- cross-posted to:
- hackernews@derp.foo
- humanities@beehaw.org
- cross-posted to:
- hackernews@derp.foo
- humanities@beehaw.org
As always, don’t forget to enable subtitles.
I’ve watched so many of these videos, I had no idea there were subtitles!
I always watch his videos twice, once without subtitles and the next with. It’s pretty fun to guess what he’s doing on the first watch.
Haha. Don’t feel too bad. I only learned about the closed captions about 10 videos ago.
They do help better understand what he is doing. But it was kind of fun to guess as well.
The most fascinating part of this video, is how the design is a failure.
In the comments he points out that the air pressure produced was less than the old design.
So many hours of work for a failure, and he still makes an amazing video with it. It’s incredible.
His focus on iron age temperature goals with neolithic tech is so strange.
I think his interest is just in seeing what he can make by himself with what he can gather from nature, rather than specifically in replicating neolithic technology. In that framing it makes sense to push at the limits of what he can do even if it’s not the most practical way to solve that problem. He knows he can run a furnace and make neolithic-level things with it, so why not see if he can go for something a bit harder? Historically it was solved with a bunch of teamwork, sure, but he’s not trying to re-enact history.
Why?
Just feels backwards. You’d have huge bloomeries with giant bellows and stocks of charcoal and extensive mining to do what he’s doing.
Well I mean, before mass mineral works neolithic people had to do a lot of experimenting first…
You can’t deny it makes for great visuals.

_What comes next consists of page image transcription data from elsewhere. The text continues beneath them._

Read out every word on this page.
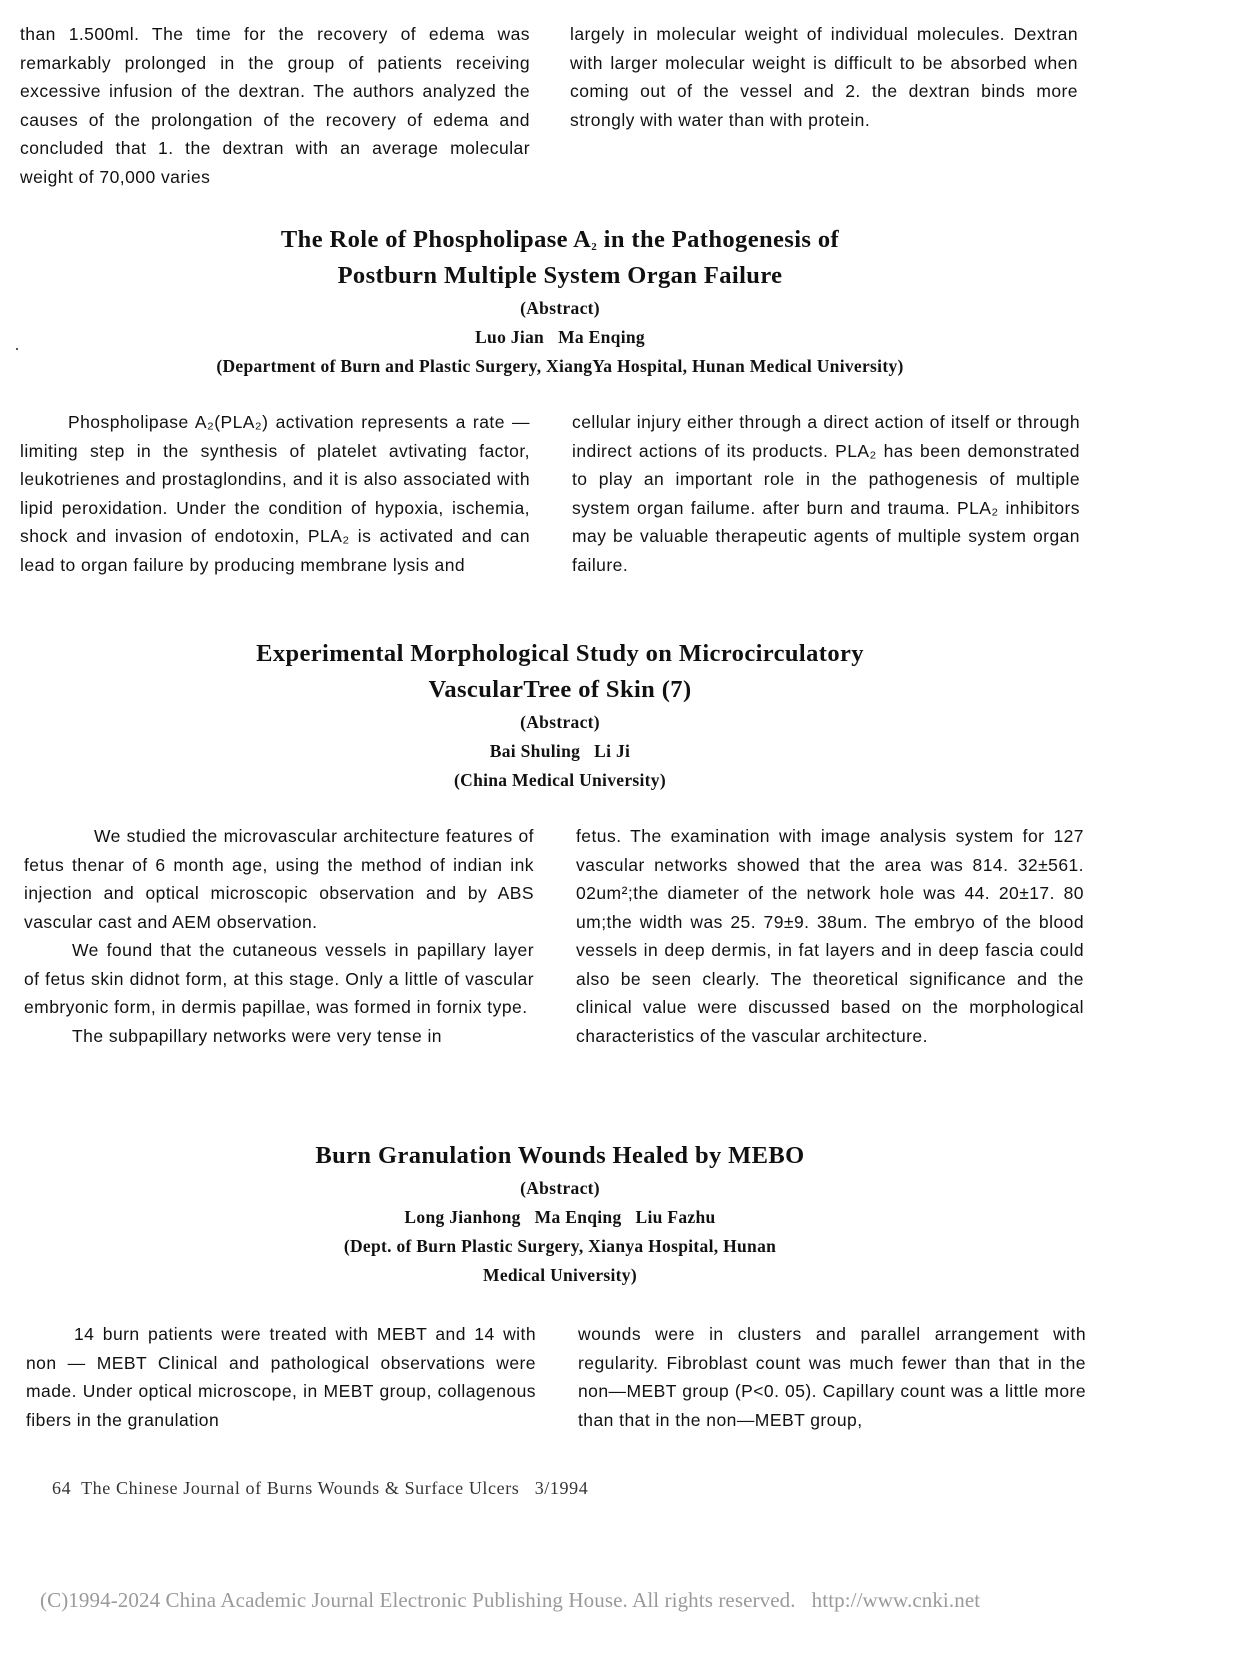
than 1.500ml. The time for the recovery of edema was remarkably prolonged in the group of patients receiving excessive infusion of the dextran. The authors analyzed the causes of the prolongation of the recovery of edema and concluded that 1. the dextran with an average molecular weight of 70,000 varies

largely in molecular weight of individual molecules. Dextran with larger molecular weight is difficult to be absorbed when coming out of the vessel and 2. the dextran binds more strongly with water than with protein.

The Role of Phospholipase $A_2$ in the Pathogenesis of

Postburn Multiple System Organ Failure

(Abstract)

Luo Jian   Ma Enqing

(Department of Burn and Plastic Surgery, XiangYa Hospital, Hunan Medical University)

Phospholipase A₂(PLA₂) activation represents a rate — limiting step in the synthesis of platelet avtivating factor, leukotrienes and prostaglondins, and it is also associated with lipid peroxidation. Under the condition of hypoxia, ischemia, shock and invasion of endotoxin, PLA₂ is activated and can lead to organ failure by producing membrane lysis and

cellular injury either through a direct action of itself or through indirect actions of its products. PLA₂ has been demonstrated to play an important role in the pathogenesis of multiple system organ failume. after burn and trauma. PLA₂ inhibitors may be valuable therapeutic agents of multiple system organ failure.

Experimental Morphological Study on Microcirculatory

VascularTree of Skin (7)

(Abstract)

Bai Shuling   Li Ji

(China Medical University)

We studied the microvascular architecture features of fetus thenar of 6 month age, using the method of indian ink injection and optical microscopic observation and by ABS vascular cast and AEM observation.

We found that the cutaneous vessels in papillary layer of fetus skin didnot form, at this stage. Only a little of vascular embryonic form, in dermis papillae, was formed in fornix type.

The subpapillary networks were very tense in

fetus. The examination with image analysis system for 127 vascular networks showed that the area was 814. 32±561. 02um²;the diameter of the network hole was 44. 20±17. 80 um;the width was 25. 79±9. 38um. The embryo of the blood vessels in deep dermis, in fat layers and in deep fascia could also be seen clearly. The theoretical significance and the clinical value were discussed based on the morphological characteristics of the vascular architecture.

Burn Granulation Wounds Healed by MEBO

(Abstract)

Long Jianhong   Ma Enqing   Liu Fazhu

(Dept. of Burn Plastic Surgery, Xianya Hospital, Hunan

Medical University)

14 burn patients were treated with MEBT and 14 with non — MEBT Clinical and pathological observations were made. Under optical microscope, in MEBT group, collagenous fibers in the granulation

wounds were in clusters and parallel arrangement with regularity. Fibroblast count was much fewer than that in the non—MEBT group (P<0. 05). Capillary count was a little more than that in the non—MEBT group,

64  The Chinese Journal of Burns Wounds & Surface Ulcers   3/1994
(C)1994-2024 China Academic Journal Electronic Publishing House. All rights reserved.   http://www.cnki.net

i wonder if it’d be easier to use with some sort of gear assembly and then a foot pedal or something - that one handed rotational method looks really tiring
If only gears grew on trees…
Maybe not but trees do have different diameters. Cut a couple wood cookies, use some cordage to wrap around them… boom.
Did you not think of the possibility of making one?
The dude has bricks, charcoal, twine and all sorts of things that he’s made that don’t “grow on trees”. I don’t think the idea of carving a gear from wood or even trying to cast one in ceramics is an impossible idea.
Probably less tiring than the alternative method with pulling the strings. With the new setup you could build a little platform over the blower so you could sit on top of it and save yourself from extending your arm so much.
The biggest problem with this setup is making the blades as close as possible to the walls to reduce drag and eddys.
He says in the video or comments that this method was much more exhausting than the string method.